Se destruye a sí mismo

En estas condiciones estamos nada más y nada menos que ante la presencia y las obras de Abadón El Exterminador; para realizar una sinonimia recurriendo a la última novela de Ernesto Sábato, precisamente inspirada en el personaje de la Biblia que aparece en el Apocalipsis y que designa “el ángel exterminador y el dueño del abismo”. Alguien que se destruye a sí mismo, acaba con varias de sus familias, niega los hijos, desconoce a los que nombra a su lado, destruye las izquierdas que lo apoyaron, condena a los colaboradores más experimentados y eficientes, quiebra las finanzas públicas, desnuda a sus compañeros más cercanos ante las cámaras para que en un acto de voyerismo nacional veamos las heridas sangrantes y purulentas, somete a muchos al silencio y al ostracismo, determina quién es culto y quién no, ataca la libertad de prensa, se pasa las leyes por la faja, subleva a los más pobres e ignorantes, recoge los subsidios, castiga las inversiones en los departamentos y ciudades no afines a su credo, hunde universidades que no sigan la consignas de la Constituyente Popular.
El último Aureliano
Por último, es muy curioso y a lo mejor los psicoanalistas lo tratarán de explicar alguna vez, que una persona en forma recurrente exprese que es “el último Aureliano Buendía” ahora que es el principal personaje público y nacional y que cuando estaba en la clandestinidad y el anonimato también se autonombraba simplemente “Aureliano”. Todo esto recurriendo a la bella y compleja novela de Gabo Cien años de soledad y cuyas últimas frases son las siguientes: “Porque las estirpes condenadas a cien años de soledad no tenían una segunda oportunidad sobre la tierra”, para señalar así el destino trágico de la familia Buendía y de Macando; pues todos los Buendía fueron perdedores en las guerras y misiones que se propusieron.

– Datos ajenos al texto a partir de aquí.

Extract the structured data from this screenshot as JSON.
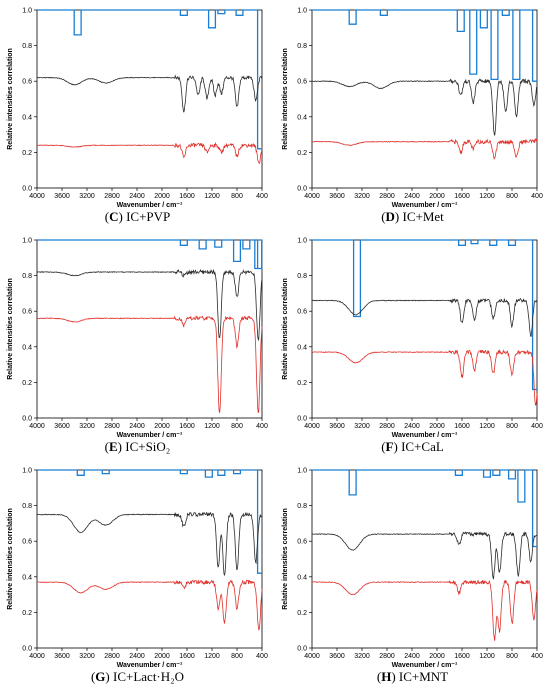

Es decir, estamos ante un líder que consciente o inconscientemente encarna un perdedor, un fracasado, ¿cómo venderle entonces esta imagen a una sociedad en crisis? O del otro lado de la interpretación, esta persona se autodenomina el Ángel de la Resurrección, el Nuevo Mesías y en consecuencia se para de la Ultima Cena, sin despedirse de nadie, porque ya no existe un solo Judas, sino muchos. Es muy difícil saberlo, cuando nos enfrentamos a la caja oscura que es el cerebro de los seres humanos, sobre todo los que ostentan el poder.

De mi parte, ante la elogiada locura de Bateman y Benedetti como personajes mágicos, según el Señor presidente, deseo anteponerles un loco muy culto como lo fuera Epifanio Mejía Quijano precisamente al autor del Himno de Antioquia y del famoso poema “La muerte del novillo”, que entre otros versos tiene los siguientes:
“Ya maniatado y triste / sobre la tierra quejumbrosos brama…los brutos tienen corazón sensible, / por eso lloran la común desgracia / en ese clamoroso de profundos / que todos ellos a los vientos lanzan”.
¿Será que, en este marasmo de la administración, la política y la guerra vamos todos maniatados y tristes hacia el matadero?